I do not understand how a man who reflects on himself, and still knows, and will know, nothing of God, can endure his life for contempt and weariness.

I do not know how I endured this in old days; if, as then, I were to live without God, thee, and the children, I do not know why I should not put life aside like a dirty shirt; and yet most of my acquaintances live thus." Now let us see what he thinks of his new duties: "Our intercourse here is at best nothing but a mutual suspicion and espionage; if only there was anything to spy out and to hide!

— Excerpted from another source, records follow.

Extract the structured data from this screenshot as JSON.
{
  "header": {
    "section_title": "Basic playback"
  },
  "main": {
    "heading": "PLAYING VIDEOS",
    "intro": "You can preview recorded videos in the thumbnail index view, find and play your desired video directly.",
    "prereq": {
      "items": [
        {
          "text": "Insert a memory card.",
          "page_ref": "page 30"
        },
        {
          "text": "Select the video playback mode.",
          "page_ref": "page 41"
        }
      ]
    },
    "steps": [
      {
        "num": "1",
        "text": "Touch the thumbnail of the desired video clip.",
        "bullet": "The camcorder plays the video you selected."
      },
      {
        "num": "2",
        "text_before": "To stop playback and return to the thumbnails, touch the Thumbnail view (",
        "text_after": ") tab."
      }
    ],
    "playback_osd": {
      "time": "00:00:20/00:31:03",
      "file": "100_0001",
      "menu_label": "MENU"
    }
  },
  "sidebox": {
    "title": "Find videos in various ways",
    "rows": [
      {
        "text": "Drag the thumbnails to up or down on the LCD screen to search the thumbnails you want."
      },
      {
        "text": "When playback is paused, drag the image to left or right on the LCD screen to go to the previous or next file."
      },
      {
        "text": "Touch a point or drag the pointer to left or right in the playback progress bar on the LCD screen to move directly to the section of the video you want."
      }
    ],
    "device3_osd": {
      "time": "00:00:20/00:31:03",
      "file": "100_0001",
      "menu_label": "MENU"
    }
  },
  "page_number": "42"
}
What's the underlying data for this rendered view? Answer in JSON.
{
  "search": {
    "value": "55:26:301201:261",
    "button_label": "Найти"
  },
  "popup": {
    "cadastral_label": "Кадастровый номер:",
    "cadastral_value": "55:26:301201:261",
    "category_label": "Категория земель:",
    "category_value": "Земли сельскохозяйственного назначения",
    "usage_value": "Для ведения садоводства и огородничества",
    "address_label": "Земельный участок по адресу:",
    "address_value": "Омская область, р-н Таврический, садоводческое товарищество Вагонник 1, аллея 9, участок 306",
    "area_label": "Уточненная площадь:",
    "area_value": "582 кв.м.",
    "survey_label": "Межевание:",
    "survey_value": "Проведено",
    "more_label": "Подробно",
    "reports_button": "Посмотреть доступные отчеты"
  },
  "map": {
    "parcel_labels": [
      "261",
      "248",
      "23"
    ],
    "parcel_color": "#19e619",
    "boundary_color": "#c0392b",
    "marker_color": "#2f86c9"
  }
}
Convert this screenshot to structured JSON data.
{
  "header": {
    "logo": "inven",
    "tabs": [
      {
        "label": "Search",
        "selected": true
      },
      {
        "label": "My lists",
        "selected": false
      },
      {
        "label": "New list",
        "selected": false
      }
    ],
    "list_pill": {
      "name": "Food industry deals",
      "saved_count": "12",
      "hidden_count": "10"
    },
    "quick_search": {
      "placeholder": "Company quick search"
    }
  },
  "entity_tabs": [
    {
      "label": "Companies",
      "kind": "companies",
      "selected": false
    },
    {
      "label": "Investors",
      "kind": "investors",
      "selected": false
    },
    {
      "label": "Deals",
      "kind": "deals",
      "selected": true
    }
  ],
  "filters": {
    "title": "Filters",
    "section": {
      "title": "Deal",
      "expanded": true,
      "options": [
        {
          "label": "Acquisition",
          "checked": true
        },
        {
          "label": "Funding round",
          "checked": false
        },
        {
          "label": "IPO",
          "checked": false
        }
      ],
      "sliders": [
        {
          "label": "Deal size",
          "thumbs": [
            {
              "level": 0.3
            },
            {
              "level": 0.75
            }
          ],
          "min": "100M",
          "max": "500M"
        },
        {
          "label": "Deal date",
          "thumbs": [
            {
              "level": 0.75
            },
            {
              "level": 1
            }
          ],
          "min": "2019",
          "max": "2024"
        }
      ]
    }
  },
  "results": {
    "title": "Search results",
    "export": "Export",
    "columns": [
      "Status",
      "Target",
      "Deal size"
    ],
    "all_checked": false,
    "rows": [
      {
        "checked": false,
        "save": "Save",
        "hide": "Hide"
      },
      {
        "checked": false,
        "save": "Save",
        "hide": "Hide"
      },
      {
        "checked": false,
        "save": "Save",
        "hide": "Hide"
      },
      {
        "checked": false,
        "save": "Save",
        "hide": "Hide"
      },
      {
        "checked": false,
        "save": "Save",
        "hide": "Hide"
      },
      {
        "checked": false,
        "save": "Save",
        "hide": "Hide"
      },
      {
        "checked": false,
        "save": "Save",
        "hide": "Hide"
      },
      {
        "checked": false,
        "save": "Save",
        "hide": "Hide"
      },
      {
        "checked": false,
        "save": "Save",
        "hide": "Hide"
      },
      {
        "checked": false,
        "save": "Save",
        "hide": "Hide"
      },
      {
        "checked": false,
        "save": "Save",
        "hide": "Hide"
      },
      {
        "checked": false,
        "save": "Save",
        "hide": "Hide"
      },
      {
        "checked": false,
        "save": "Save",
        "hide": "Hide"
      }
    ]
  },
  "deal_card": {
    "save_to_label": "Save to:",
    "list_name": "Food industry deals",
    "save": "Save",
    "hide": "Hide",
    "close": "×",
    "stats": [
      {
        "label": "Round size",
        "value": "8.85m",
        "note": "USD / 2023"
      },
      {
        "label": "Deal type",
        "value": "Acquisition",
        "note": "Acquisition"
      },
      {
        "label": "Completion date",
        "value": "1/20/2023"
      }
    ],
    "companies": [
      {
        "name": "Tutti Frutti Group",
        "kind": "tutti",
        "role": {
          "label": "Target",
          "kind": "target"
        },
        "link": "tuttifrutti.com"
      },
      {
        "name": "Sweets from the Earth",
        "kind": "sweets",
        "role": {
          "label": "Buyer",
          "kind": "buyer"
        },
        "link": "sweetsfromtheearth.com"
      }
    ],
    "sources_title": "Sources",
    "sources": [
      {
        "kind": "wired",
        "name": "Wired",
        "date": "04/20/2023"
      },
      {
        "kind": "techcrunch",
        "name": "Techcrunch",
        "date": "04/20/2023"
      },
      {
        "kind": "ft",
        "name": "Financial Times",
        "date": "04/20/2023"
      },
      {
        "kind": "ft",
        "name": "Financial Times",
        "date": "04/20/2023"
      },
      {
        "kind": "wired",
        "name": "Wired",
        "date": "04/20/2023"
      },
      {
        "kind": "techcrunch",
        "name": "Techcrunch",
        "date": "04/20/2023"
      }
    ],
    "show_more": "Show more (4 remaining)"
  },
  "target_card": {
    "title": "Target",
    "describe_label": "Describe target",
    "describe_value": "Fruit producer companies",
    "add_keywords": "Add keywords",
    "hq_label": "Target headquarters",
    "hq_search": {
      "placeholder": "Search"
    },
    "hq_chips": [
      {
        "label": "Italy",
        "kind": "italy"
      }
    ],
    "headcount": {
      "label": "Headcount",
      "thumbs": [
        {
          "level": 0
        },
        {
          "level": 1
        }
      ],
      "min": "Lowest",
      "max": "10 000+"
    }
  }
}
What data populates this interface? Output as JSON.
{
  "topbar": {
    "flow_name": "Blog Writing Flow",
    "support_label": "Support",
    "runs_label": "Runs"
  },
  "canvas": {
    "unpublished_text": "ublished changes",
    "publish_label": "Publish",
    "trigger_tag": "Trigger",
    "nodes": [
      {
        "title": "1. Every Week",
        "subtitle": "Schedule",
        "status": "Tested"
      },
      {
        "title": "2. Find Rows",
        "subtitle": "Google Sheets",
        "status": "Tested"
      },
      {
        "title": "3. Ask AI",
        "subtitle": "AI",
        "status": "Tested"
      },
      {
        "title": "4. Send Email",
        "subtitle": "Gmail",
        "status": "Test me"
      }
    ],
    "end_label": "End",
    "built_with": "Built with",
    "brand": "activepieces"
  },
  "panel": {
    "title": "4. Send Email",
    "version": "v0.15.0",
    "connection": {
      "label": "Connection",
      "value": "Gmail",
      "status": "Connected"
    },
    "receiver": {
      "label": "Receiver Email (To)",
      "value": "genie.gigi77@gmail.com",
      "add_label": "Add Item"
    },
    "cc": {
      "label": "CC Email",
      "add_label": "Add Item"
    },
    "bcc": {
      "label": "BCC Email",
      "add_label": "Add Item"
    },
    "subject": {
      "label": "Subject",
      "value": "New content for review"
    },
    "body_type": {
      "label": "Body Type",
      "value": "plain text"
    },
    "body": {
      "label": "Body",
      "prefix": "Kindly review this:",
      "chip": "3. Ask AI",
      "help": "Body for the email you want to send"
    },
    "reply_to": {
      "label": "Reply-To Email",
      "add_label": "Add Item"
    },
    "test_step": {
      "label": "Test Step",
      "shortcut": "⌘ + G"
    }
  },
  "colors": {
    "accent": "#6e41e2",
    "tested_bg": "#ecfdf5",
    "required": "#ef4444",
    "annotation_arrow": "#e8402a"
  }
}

It is pure trifles with which they worry themselves, and I find these diplomatists with their airs of confidence and their petty fussiness much more absurd than the member of the Second Chamber in his conscious dignity.

Unless some external events take place, and we clever men of the Diet can neither direct nor foresee them, I know already what we shall bring about in one or two or three years, and will do it in twenty-four hours if the others will only be reasonable and truthful for a single day.

I am making tremendous progress in the art of saying nothing in many words; I write reports many pages long, which are smooth and finished like leading articles, and if Manteuffel after reading them can say what they contain, he can do more than I.We all do as though we believed of each other that we are full of thoughts and plans, if only we would express them, and all the time we none of us know a hair's breadth more what will become of Germany." Of the Austrian Envoy who was President of the Diet he writes: "Thun in his outward appearance has something of a hearty good fellow mixed with a touch of the Vienna _roue_.